Online retailer Zappos takes a slightly different approach, paying its frontline call center employees slightly below average base wages but providing a benefit package, including 100% paid health care and paid time off, which substantially exceeds industry norms. The result is a total compensation package that delivers a greater total value. This is in spite of the fact that only 25% of Zappos customer interactions come via their call center. It’s these personal, live human interactions however, that Zappos leadership regards as important moments of truth for the brand and is thus prepared to invest accordingly.
It’s worth noting that both The Container Store and Zappos consistently rank among the nations top retail companies by both customers and employees alike.
Getting beyond money
This is not to imply that wages and benefits alone deliver employee satisfaction.
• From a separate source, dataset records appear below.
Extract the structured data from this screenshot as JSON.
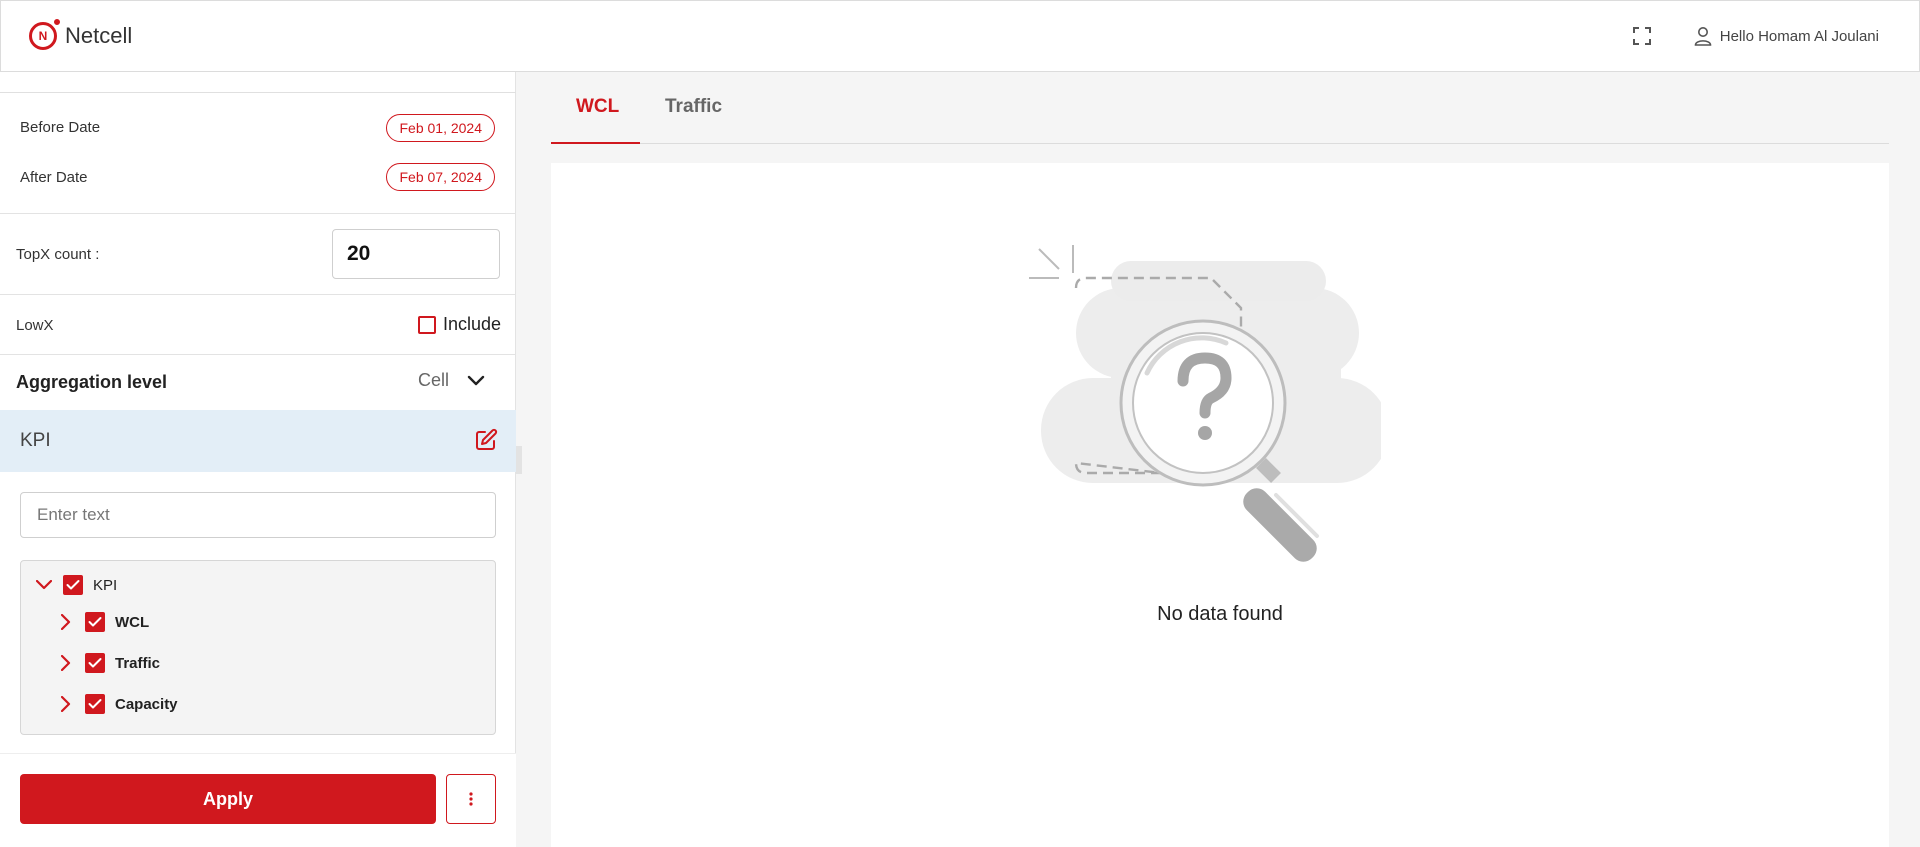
{
  "app": {
    "brand": "Netcell",
    "brand_mark": "N",
    "user_greeting": "Hello Homam Al Joulani",
    "accent": "#d0181e"
  },
  "icons": {
    "fullscreen": "fullscreen-icon",
    "user": "user-icon",
    "edit": "edit-icon",
    "more": "more-vertical-icon",
    "chevron_down": "chevron-down-icon",
    "chevron_right": "chevron-right-icon",
    "check": "check-icon",
    "no_data": "magnifier-question-illustration"
  },
  "filters": {
    "before_date_label": "Before Date",
    "before_date_value": "Feb 01, 2024",
    "after_date_label": "After Date",
    "after_date_value": "Feb 07, 2024",
    "topx_label": "TopX count :",
    "topx_value": "20",
    "lowx_label": "LowX",
    "lowx_include_label": "Include",
    "lowx_include_checked": false,
    "aggregation_label": "Aggregation level",
    "aggregation_value": "Cell"
  },
  "kpi": {
    "section_title": "KPI",
    "search_placeholder": "Enter text",
    "tree": {
      "root": {
        "label": "KPI",
        "checked": true,
        "expanded": true
      },
      "children": [
        {
          "label": "WCL",
          "checked": true,
          "expanded": false
        },
        {
          "label": "Traffic",
          "checked": true,
          "expanded": false
        },
        {
          "label": "Capacity",
          "checked": true,
          "expanded": false
        }
      ]
    }
  },
  "actions": {
    "apply_label": "Apply"
  },
  "main": {
    "tabs": [
      {
        "label": "WCL",
        "active": true
      },
      {
        "label": "Traffic",
        "active": false
      }
    ],
    "empty_message": "No data found"
  }
}
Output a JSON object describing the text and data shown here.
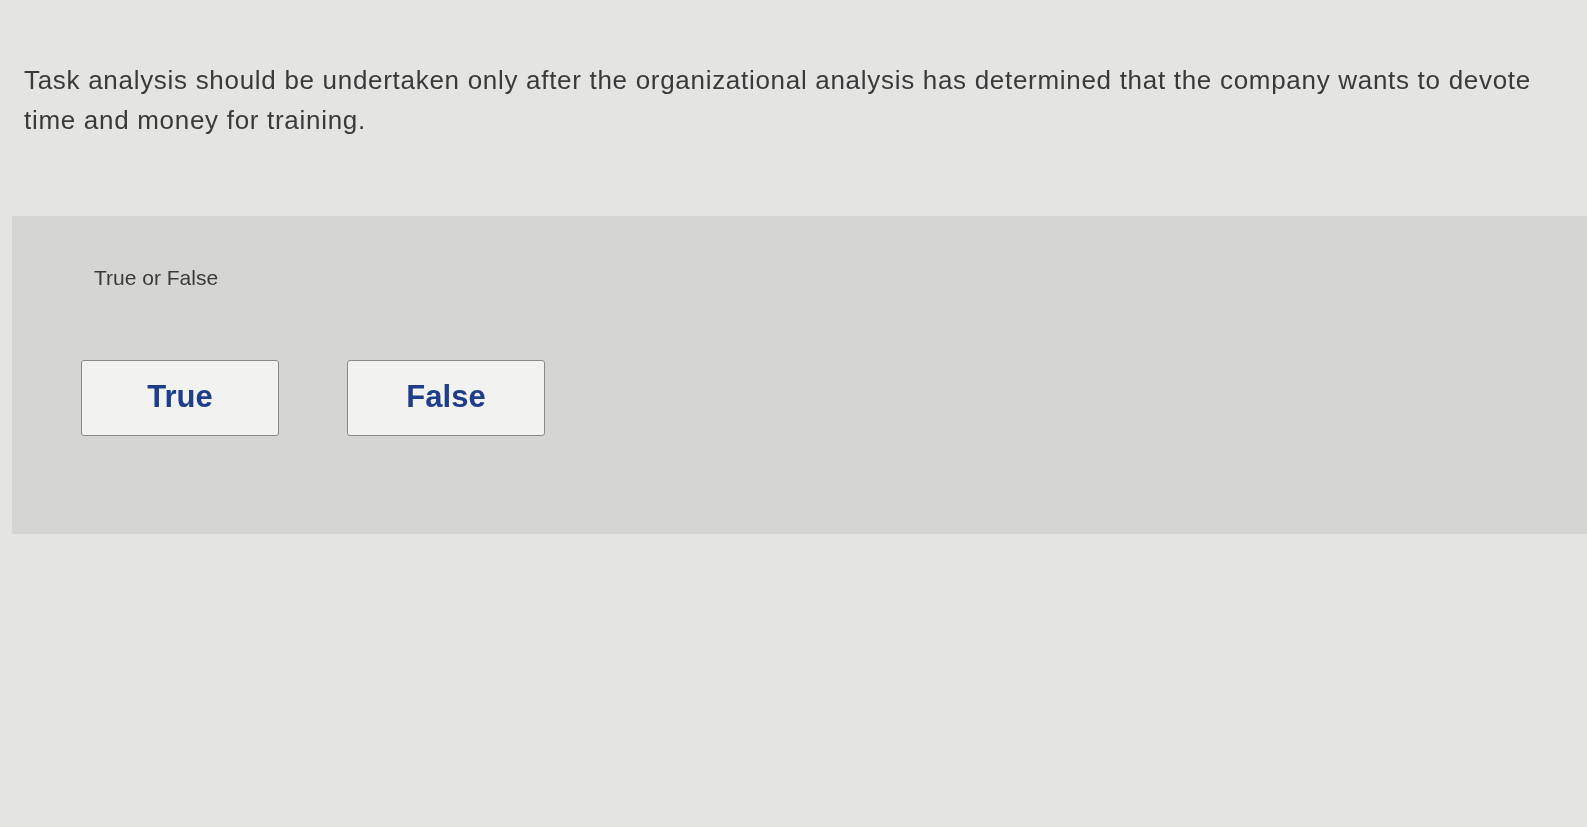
{
  "question": {
    "text": "Task analysis should be undertaken only after the organizational analysis has determined that the company wants to devote time and money for training."
  },
  "answer_panel": {
    "prompt": "True or False",
    "options": [
      {
        "label": "True",
        "selected": false
      },
      {
        "label": "False",
        "selected": false
      }
    ]
  }
}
There’s ample research to suggest that true employee satisfaction is driven by more intrinsic stimuli such as recognition, belonging, autonomy and sense of purpose. However, when wages are so low that even basic needs like housing, education and nutrition can’t be met, other more existential needs become moot. According to Daniel Pink, author of the book Drive: The Surprising Truth About What Motivates Us, companies need to pay their people at least enough to take “the problem of money off the table.” This may be a different figure for every employer. But until they do, Pink suggests, it will remain a preoccupation and a deterrent to performance.
A Business Problem
Stripping the social and political sentiment out of the question and looking at the issue of retail wages purely from a business standpoint may provide at least some clarity.
The question for all businesses including retailers may actually be quite simple. If people (the people in their stores) truly represent their greatest competitive advantage and the critical medium through which consumers experience the brand, then business expenditure and investment should be guided accordingly. Furthermore, if the goal of the business is not only to compete but to dominate the human brand experience, then it must ignore minimum wage guidelines and target instead a rate of pay and package of compensation that begins (at least incrementally) to bridge the social and economic gap between staff and the customers they serve.